Fallen presents a much darker backdrop than many books before it. I know Bound was only two books prior, but Fallen puts it to shame. A dark, depressing read was not at all what I needed, particularly following right on the heels of A Little Hatred—but Fallen provides just enough hope to see its readers through, while immersing them in the tale in the way only a 1st PPOV run story can.

This features an immense cast of characters. With nine books building to this point, turns out there’re a lot to choose from. While the main cast has stayed pretty consistent recently—with Alex, Anne, Luna, Variam and Arachne leading the way—several factions and sides each have contributed their own.
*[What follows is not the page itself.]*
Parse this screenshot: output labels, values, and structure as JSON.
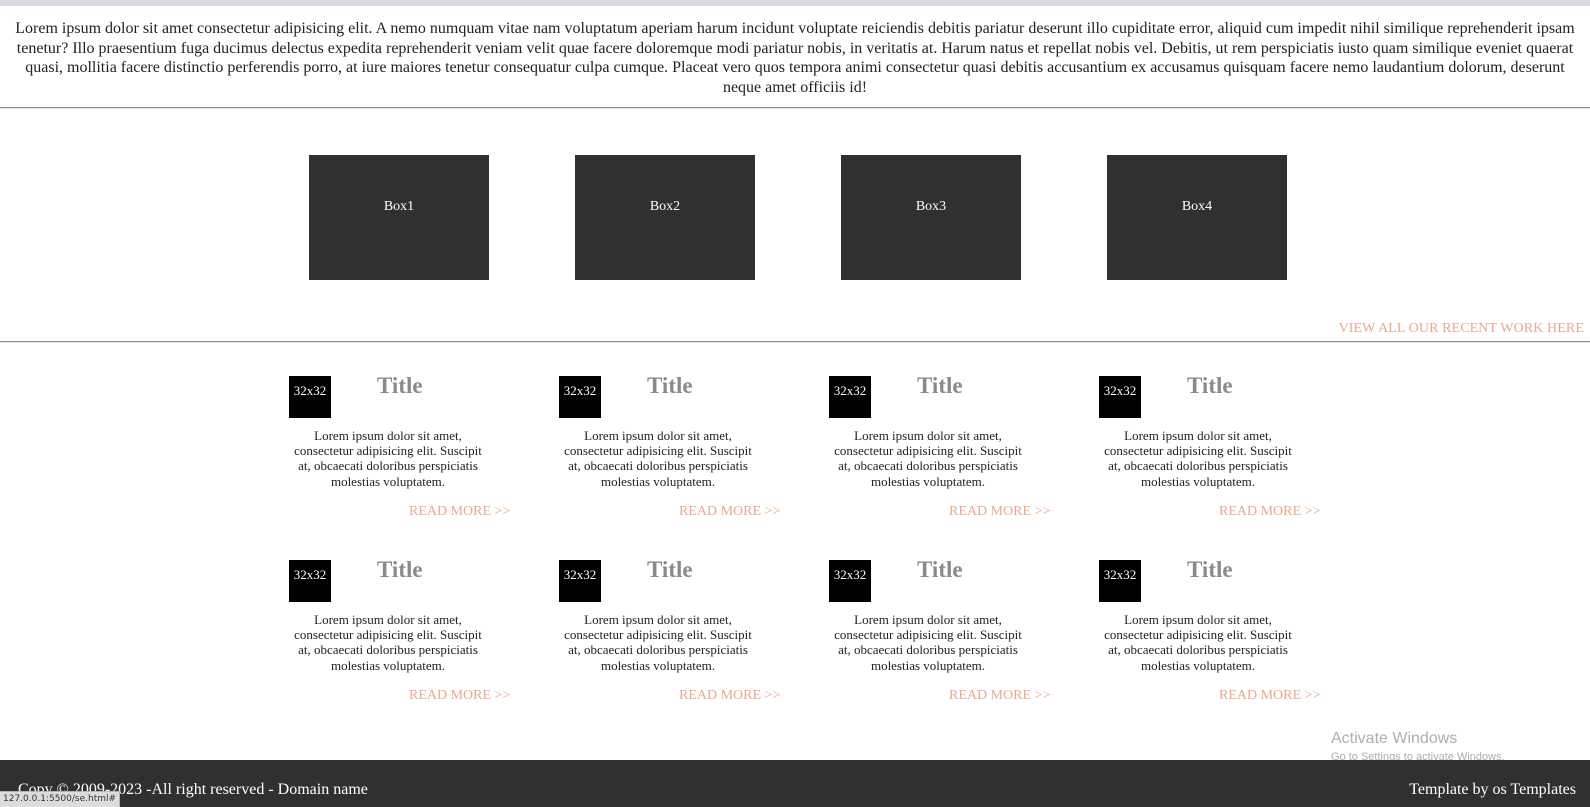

Allies and enemies both have turned over, Alex proving to be a dangerous man to consort with. And yet there are some prominent mainstays. Richard Drakh, Alex’s former master. Keeper Caldera, Alex’s once-partner, once-friend. Landis, Variam’s former master. The Light Council. The Dark Cabal. Supernatural creatures, mages, adepts and sensitives galore. Jacka always seems to sneak a few surprise cameos in, and Fallen is no exception.

The characters, especially their arcs, come to a head in Fallen. Alex’s own—which was by no means uneventful up to Book 10—absolutely takes off. A rollercoaster of emotions and thoughts. Tragedy, heartbreak and hope punctuate not only Alex’s own story, but those of his friends and allies. Even his enemies begin to show their human side; blurring what has always seem a good-evil battle for Alex’s soul.

It was the story that blew me away. Desperate, dark and thrilling—it was an electrifying read from cover to cover. The beginning (the first 10%) read the slowest, but the following 90% seemed to race by. Now, Fallen is only a 300-odd page book. Though few of the previous have been much longer. And, as with many of the Alex Verus series, it’s definitely worth a reread.

TL;DR

I loved Fallen. Best thing I’ve read this year, hands down. And if you’ve read the first nine Verus books, this one’s a no-brainer. It does not disappoint. In fact, I enjoyed it on so many levels, especially with the build-up the previous books began. Possessed of an thrilling story, deep recognizable characters, fantastic character development and growth, and a satisfying—if surprising conclusion—Fallen is all I wanted from the series and more. And with only (probably) two more Verus books beyond it, we’re boiling down to a truly epic conclusion.